In fact, through experience, I realize that the visually impaired and the deaf can always have the qualities of motivation, talent, and ability sufficient for work!
What is your viewpoint on the fate of the market that applies technology to assist the disabled in general and the visually-hearing impaired in particular both now and in the foreseeable future?
For the blind and hearing impaired, technology has always been their huge source of support, particularly when it comes to self-dependence. For example, a blind person previously had to rely much on their parents, siblings, or relatives to get around places. Now, with just a grab of their smartphone, they can book a Grab ride or any other ride-hailing services to go anywhere they want.
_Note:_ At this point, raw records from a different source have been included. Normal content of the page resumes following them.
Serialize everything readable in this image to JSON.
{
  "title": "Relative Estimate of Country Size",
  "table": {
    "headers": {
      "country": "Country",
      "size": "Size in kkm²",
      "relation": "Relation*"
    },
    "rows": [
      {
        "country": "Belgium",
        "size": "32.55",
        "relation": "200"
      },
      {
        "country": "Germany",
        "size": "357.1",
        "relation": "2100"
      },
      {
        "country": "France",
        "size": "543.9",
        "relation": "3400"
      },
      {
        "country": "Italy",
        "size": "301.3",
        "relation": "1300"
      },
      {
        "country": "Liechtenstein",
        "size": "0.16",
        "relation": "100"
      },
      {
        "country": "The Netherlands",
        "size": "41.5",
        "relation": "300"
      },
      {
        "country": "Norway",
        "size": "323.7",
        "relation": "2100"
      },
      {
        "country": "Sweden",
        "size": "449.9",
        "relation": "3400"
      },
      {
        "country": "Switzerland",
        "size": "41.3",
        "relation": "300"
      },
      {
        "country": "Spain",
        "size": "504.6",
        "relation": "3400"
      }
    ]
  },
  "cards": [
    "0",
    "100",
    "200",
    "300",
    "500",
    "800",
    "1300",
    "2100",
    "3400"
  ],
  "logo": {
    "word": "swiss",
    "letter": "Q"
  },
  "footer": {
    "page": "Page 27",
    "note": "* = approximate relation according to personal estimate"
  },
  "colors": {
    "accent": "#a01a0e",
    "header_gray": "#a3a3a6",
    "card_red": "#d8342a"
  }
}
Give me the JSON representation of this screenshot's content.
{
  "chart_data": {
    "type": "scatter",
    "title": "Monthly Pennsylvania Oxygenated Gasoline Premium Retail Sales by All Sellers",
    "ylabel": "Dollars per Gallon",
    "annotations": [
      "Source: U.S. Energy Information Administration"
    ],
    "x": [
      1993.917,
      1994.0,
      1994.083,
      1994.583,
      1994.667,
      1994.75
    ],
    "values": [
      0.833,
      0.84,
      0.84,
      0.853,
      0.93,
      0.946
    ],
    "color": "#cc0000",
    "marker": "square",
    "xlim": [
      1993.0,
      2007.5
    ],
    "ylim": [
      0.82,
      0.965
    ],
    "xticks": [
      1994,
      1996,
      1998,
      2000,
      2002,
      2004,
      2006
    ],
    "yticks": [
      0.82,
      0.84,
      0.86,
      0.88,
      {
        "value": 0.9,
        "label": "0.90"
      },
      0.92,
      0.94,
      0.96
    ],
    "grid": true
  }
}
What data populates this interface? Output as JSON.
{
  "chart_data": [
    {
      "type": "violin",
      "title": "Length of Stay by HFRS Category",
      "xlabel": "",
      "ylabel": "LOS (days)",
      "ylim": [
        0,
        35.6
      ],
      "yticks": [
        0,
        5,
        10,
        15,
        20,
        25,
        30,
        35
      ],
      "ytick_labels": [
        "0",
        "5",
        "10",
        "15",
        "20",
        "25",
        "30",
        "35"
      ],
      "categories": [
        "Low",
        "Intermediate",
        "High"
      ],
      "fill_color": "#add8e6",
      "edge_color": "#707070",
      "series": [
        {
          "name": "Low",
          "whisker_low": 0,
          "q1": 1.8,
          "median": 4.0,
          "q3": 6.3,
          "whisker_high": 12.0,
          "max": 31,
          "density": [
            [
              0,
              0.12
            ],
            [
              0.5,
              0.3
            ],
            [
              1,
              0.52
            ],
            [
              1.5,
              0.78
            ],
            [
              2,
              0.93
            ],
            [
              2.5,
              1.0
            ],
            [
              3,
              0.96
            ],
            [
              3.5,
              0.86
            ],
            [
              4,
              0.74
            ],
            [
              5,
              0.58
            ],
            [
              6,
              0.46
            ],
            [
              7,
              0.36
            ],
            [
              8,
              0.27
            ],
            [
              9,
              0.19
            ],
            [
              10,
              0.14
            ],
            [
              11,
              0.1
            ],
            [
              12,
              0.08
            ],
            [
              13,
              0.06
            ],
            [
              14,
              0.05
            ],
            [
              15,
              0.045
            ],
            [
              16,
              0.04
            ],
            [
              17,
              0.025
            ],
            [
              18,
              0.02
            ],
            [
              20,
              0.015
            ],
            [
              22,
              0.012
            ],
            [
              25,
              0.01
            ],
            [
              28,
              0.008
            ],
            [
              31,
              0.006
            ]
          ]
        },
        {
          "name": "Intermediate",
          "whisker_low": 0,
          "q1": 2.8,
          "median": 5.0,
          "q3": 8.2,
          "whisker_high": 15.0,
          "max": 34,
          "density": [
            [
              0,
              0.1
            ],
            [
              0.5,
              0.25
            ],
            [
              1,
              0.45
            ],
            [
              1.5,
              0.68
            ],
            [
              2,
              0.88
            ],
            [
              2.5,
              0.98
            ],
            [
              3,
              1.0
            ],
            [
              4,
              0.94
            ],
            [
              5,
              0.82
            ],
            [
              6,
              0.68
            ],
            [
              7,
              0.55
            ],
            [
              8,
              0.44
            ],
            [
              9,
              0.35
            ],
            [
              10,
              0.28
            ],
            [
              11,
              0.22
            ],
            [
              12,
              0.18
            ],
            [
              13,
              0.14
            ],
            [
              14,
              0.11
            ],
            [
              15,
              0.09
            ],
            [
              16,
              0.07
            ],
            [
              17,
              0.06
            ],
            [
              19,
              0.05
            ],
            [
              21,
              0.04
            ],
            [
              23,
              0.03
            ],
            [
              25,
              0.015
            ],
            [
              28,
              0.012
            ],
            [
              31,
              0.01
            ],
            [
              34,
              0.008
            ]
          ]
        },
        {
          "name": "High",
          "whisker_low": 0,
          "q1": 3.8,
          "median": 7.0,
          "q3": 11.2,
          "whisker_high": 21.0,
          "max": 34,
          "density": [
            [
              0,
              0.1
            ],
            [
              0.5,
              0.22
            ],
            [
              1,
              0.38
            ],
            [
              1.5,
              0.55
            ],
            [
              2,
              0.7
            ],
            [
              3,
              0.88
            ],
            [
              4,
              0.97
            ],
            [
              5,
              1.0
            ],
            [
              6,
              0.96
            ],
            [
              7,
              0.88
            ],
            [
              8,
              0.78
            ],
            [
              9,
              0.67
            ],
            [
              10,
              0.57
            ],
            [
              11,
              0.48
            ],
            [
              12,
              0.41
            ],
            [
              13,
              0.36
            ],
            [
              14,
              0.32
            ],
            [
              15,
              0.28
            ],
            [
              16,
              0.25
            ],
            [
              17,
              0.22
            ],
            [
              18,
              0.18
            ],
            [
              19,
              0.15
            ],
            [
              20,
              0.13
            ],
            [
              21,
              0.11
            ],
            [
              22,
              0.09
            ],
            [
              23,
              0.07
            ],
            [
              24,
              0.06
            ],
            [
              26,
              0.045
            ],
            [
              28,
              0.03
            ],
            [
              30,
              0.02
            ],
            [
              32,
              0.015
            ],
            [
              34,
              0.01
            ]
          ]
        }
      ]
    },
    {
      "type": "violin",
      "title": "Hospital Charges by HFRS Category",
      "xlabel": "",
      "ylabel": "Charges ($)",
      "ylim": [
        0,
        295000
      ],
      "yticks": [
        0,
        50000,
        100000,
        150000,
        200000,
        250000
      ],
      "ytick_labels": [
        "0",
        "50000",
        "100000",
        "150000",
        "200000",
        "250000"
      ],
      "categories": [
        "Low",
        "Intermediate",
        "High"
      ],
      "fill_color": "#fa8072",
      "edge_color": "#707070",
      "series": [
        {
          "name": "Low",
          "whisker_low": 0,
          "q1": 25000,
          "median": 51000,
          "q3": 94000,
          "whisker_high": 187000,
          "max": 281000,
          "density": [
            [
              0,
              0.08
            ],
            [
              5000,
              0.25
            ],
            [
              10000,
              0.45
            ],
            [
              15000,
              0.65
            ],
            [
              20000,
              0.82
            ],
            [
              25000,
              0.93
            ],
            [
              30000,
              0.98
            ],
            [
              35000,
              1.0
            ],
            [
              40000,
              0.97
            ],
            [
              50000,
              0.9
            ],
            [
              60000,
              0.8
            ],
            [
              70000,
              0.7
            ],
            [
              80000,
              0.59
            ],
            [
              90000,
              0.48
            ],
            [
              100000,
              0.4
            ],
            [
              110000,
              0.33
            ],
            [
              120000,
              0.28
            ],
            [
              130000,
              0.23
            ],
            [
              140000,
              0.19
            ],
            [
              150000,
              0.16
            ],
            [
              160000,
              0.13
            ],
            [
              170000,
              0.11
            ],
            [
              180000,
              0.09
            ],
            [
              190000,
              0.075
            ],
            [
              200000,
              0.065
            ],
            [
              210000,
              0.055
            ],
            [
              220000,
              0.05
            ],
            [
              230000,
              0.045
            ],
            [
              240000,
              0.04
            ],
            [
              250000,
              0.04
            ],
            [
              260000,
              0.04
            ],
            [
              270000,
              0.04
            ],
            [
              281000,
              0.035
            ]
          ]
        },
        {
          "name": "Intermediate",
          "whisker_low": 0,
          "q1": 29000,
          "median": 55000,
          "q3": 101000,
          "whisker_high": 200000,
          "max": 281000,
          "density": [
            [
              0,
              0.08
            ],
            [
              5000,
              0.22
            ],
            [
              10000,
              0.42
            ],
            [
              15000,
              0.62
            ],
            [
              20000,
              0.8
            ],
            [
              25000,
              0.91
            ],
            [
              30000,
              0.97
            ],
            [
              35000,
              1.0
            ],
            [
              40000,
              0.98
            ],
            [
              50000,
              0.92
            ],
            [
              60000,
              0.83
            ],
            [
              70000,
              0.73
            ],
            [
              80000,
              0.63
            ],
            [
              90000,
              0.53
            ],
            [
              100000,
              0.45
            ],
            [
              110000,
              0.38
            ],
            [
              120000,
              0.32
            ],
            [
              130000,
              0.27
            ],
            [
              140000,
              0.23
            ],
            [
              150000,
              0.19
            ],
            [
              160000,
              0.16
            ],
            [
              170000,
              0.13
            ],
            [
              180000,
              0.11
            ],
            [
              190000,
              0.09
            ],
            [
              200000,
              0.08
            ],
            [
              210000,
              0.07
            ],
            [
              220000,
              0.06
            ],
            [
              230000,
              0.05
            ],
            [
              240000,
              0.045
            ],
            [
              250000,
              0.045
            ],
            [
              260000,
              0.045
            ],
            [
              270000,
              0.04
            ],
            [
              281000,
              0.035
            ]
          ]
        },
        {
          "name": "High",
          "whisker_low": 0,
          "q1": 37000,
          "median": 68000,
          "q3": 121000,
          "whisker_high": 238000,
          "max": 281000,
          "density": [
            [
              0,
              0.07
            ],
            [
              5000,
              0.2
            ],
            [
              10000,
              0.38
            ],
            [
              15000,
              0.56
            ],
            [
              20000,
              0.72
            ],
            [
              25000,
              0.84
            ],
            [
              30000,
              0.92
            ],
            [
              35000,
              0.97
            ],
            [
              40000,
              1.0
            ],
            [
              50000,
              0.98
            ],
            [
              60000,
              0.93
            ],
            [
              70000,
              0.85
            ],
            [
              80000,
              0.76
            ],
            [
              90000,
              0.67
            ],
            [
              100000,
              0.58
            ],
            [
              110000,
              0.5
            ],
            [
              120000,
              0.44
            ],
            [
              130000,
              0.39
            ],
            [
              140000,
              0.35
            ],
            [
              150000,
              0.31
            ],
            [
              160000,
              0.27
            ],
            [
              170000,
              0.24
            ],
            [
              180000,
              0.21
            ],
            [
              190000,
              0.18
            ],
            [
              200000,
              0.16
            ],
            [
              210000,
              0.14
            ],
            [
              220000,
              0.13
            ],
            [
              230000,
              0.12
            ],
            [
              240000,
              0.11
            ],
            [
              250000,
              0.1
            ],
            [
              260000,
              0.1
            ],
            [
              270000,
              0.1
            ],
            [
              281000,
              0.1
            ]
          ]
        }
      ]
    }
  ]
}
For ordinary people with all five fully functional senses, technology advances have also been of great help to them. But for those with hearing or visual disabilities, such innovations are even more crucial. Take video calling and live streaming as an example. In the past, the deaf often had to use messaging services to communicate. But now thanks to camera and video function, they can communicate with others easily in sign language.
In all, technology is progressing and getting smarter day by day, if not hour by hour. I believe further research on technology will be carried out to provide products that serve more specialized subjects, namely the disabled.